Sitting in the living room one day, he looked around, saw Oscar in the dining room, and we got this (it sounds exactly like it looks):
OSSSSSSSSSSSSSSSSSSSSSSSSSSS-CAH!!!.
We’re not sure what prompted that, but we about fell over laughing.
This my nephew right now - he’s almost two, and loves trucks.
I saw him this past weekend in Florida for a family wedding, and every time he’d see a truck drive by my grandparents’ house, he’d start screaming “FUCK! FUCK FUCK FUCK!!”.
Of course, being the awesome auntie that I am, I would point out the borrowed truck that his daddy was driving for the weekend, and say “C. What is that?”.
I was visiting my cousins Miriam and Alonso (ages approximately 8 and 4 as of this story) in Costa Rica, who grew up bilingual English/Spanish, meaning that their English vocabularly was a bit random at times.
So I was in the back seat of the car talking to Miriam. She was telling me about her imaginary land of Miriamland. So I ask her what there is in Miriamland, and she says “animals”, and then Alonso, who was sitting in the seat in front of us and not previously participating in the conversation, immediately responds with “Animals? WHAT IS THIS RUBBISH?”
I think we later determined that someone uses the precise phrase “what is this rubbish?” at some point in one of the Harry Potter books, so he presumably picked it up from there.
Please do! I’m busting a gut here, keep 'em coming!
Oh, and another from ours:
Mr. Cinnamon and I are atheists, and haven’t really addressed religious ideas with our kid. A couple weeks ago she came back from daycare at the YMCA singing bits of some Christian song. The refrain was:
“Aw-w, man, Aw-w, man.”
Clearly, Dora has a larger part in her life than the church.
Alonso was reading HP at age 4? Color me impressed!
More likely he was listening as it was read aloud or on tape…
(Not that he’s not an impressive kid.)
Ha, that reminds me: my daughter used to call lip balm “lip blam”. I corrected her, but it didn’t quite take…she changed it to “lip blom”.
Totally off-topic, but that’s the most horrifying thing I’ve ever heard of, including the Holocaust. I thought kids were supposed to be picky eaters??
Dad is rather famous for being flip. When I was little, my mother would occasionally tell him to get me dressed in the morning, she being occupied with my sister. Invariably Dad would get my shoes mixed up and I’d come out hobbling. When told he’d put my shoes on the wrong feet, his answer was invariably: “But they’re the only feet she has.”
He taught me everything I know about being a wiseass. Thanks, Dad!
My kids call meatloaf “meat love.”
I tried to correct them once and they looked at me like I was crazy. Whatsit Jr. informed me in a concerned tone of voice, the way one would talk to a person who thought their umbrella was a bird, “But Mommy. It’s not a loaf. A loaf is for bread. It is called meat love because we love it so much.”

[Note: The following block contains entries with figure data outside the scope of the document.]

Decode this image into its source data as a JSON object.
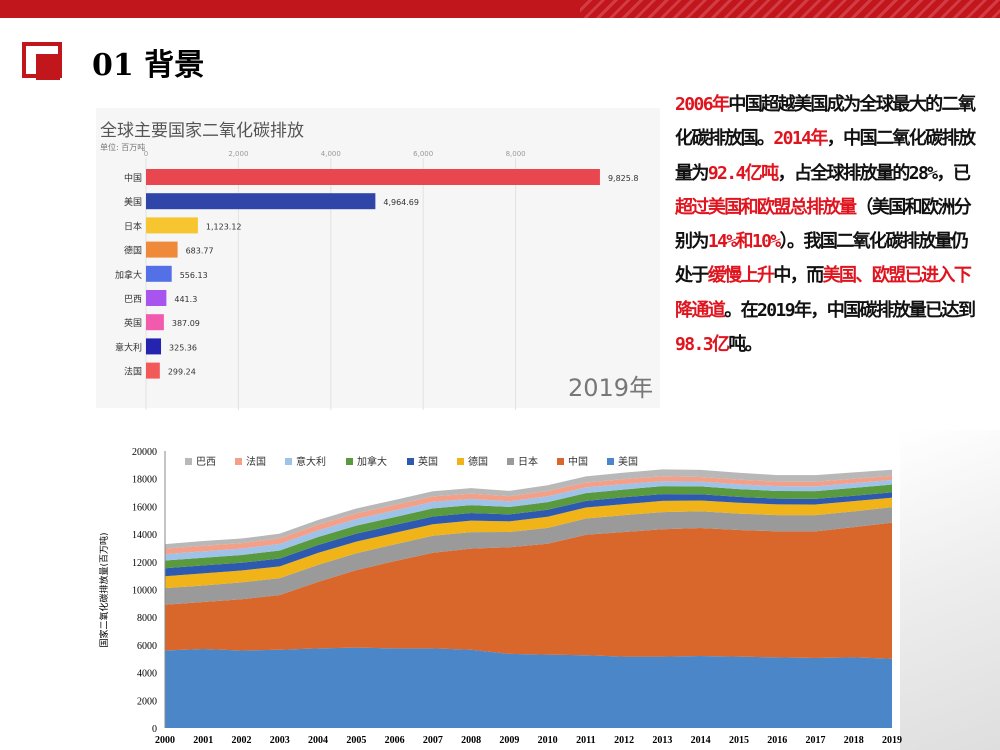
{
  "header": {
    "title": "01 背景"
  },
  "description": [
    {
      "text": "2006年",
      "hl": true
    },
    {
      "text": "中国超越美国成为全球最大的二氧化碳排放国。",
      "hl": false
    },
    {
      "text": "2014年",
      "hl": true
    },
    {
      "text": "，中国二氧化碳排放量为",
      "hl": false
    },
    {
      "text": "92.4亿吨",
      "hl": true
    },
    {
      "text": "，占全球排放量的28%，已",
      "hl": false
    },
    {
      "text": "超过美国和欧盟总排放量",
      "hl": true
    },
    {
      "text": "（美国和欧洲分别为",
      "hl": false
    },
    {
      "text": "14%和10%",
      "hl": true
    },
    {
      "text": "）。我国二氧化碳排放量仍处于",
      "hl": false
    },
    {
      "text": "缓慢上升",
      "hl": true
    },
    {
      "text": "中，而",
      "hl": false
    },
    {
      "text": "美国、欧盟已进入下降通道",
      "hl": true
    },
    {
      "text": "。在2019年，中国碳排放量已达到",
      "hl": false
    },
    {
      "text": "98.3亿",
      "hl": true
    },
    {
      "text": "吨。",
      "hl": false
    }
  ],
  "chart_data": [
    {
      "type": "bar",
      "title": "全球主要国家二氧化碳排放",
      "unit": "单位: 百万吨",
      "year_label": "2019年",
      "xlim": [
        0,
        10000
      ],
      "xticks": [
        0,
        2000,
        4000,
        6000,
        8000
      ],
      "xtick_labels": [
        "0",
        "2,000",
        "4,000",
        "6,000",
        "8,000"
      ],
      "categories": [
        "中国",
        "美国",
        "日本",
        "德国",
        "加拿大",
        "巴西",
        "英国",
        "意大利",
        "法国"
      ],
      "values": [
        9825.8,
        4964.69,
        1123.12,
        683.77,
        556.13,
        441.3,
        387.09,
        325.36,
        299.24
      ],
      "value_labels": [
        "9,825.8",
        "4,964.69",
        "1,123.12",
        "683.77",
        "556.13",
        "441.3",
        "387.09",
        "325.36",
        "299.24"
      ],
      "colors": [
        "#e8474f",
        "#2f46a8",
        "#f7c530",
        "#ef8a3a",
        "#5470e6",
        "#a855f0",
        "#f25aad",
        "#2424b0",
        "#f25a5a"
      ]
    },
    {
      "type": "area",
      "stacked": true,
      "ylabel": "国家二氧化碳排放量(百万吨)",
      "xlabel": "",
      "ylim": [
        0,
        20000
      ],
      "yticks": [
        0,
        2000,
        4000,
        6000,
        8000,
        10000,
        12000,
        14000,
        16000,
        18000,
        20000
      ],
      "x": [
        "2000",
        "2001",
        "2002",
        "2003",
        "2004",
        "2005",
        "2006",
        "2007",
        "2008",
        "2009",
        "2010",
        "2011",
        "2012",
        "2013",
        "2014",
        "2015",
        "2016",
        "2017",
        "2018",
        "2019"
      ],
      "legend": [
        "巴西",
        "法国",
        "意大利",
        "加拿大",
        "英国",
        "德国",
        "日本",
        "中国",
        "美国"
      ],
      "series": [
        {
          "name": "美国",
          "color": "#4a86c8",
          "values": [
            5600,
            5700,
            5600,
            5650,
            5750,
            5800,
            5750,
            5750,
            5650,
            5350,
            5300,
            5250,
            5150,
            5150,
            5200,
            5150,
            5100,
            5050,
            5100,
            5000
          ]
        },
        {
          "name": "中国",
          "color": "#d9662a",
          "values": [
            3300,
            3400,
            3700,
            3950,
            4800,
            5600,
            6300,
            6900,
            7300,
            7700,
            8000,
            8700,
            9000,
            9200,
            9240,
            9150,
            9100,
            9150,
            9400,
            9830
          ]
        },
        {
          "name": "日本",
          "color": "#9a9a9a",
          "values": [
            1200,
            1190,
            1210,
            1220,
            1230,
            1220,
            1210,
            1230,
            1190,
            1100,
            1150,
            1180,
            1220,
            1240,
            1210,
            1180,
            1170,
            1170,
            1140,
            1120
          ]
        },
        {
          "name": "德国",
          "color": "#f0b418",
          "values": [
            860,
            870,
            860,
            850,
            860,
            840,
            830,
            830,
            830,
            770,
            800,
            790,
            790,
            810,
            780,
            780,
            780,
            770,
            740,
            680
          ]
        },
        {
          "name": "英国",
          "color": "#2e59b0",
          "values": [
            570,
            580,
            560,
            570,
            570,
            570,
            570,
            560,
            550,
            500,
            510,
            480,
            500,
            490,
            450,
            430,
            410,
            400,
            390,
            390
          ]
        },
        {
          "name": "加拿大",
          "color": "#5a9a3e",
          "values": [
            560,
            550,
            560,
            580,
            580,
            580,
            570,
            590,
            570,
            540,
            550,
            560,
            560,
            570,
            570,
            560,
            550,
            560,
            570,
            560
          ]
        },
        {
          "name": "意大利",
          "color": "#9fc2e8",
          "values": [
            460,
            460,
            460,
            470,
            480,
            480,
            480,
            470,
            450,
            410,
            420,
            410,
            390,
            360,
            340,
            350,
            350,
            350,
            340,
            330
          ]
        },
        {
          "name": "法国",
          "color": "#f4a088",
          "values": [
            400,
            410,
            400,
            410,
            410,
            410,
            400,
            390,
            380,
            370,
            380,
            360,
            360,
            360,
            330,
            330,
            330,
            330,
            320,
            300
          ]
        },
        {
          "name": "巴西",
          "color": "#b8b8b8",
          "values": [
            330,
            340,
            330,
            330,
            340,
            350,
            350,
            370,
            400,
            380,
            420,
            440,
            470,
            490,
            520,
            500,
            470,
            480,
            460,
            440
          ]
        }
      ]
    }
  ]
}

I guess I can’t argue with that.
When I was about six, my family and I went to Wendy’s after I was just getting over a bad stomach virus. While we were eating, I suddenly horked a giant pile of puke all over the table, and exclaimed loudly, “This food is fucking bad!”
I haven’t eaten at Wendy’s since.
Your grandma is only forty seven or your mom is forty seven? Either way, that is a young grandma and I’m confused over it all.
says Shirley who has a friend who became a grandfather at 38.
And had you??
Aaaand, you hadn’t.
I shouldn’t have jumped the gun and read the whole thread first!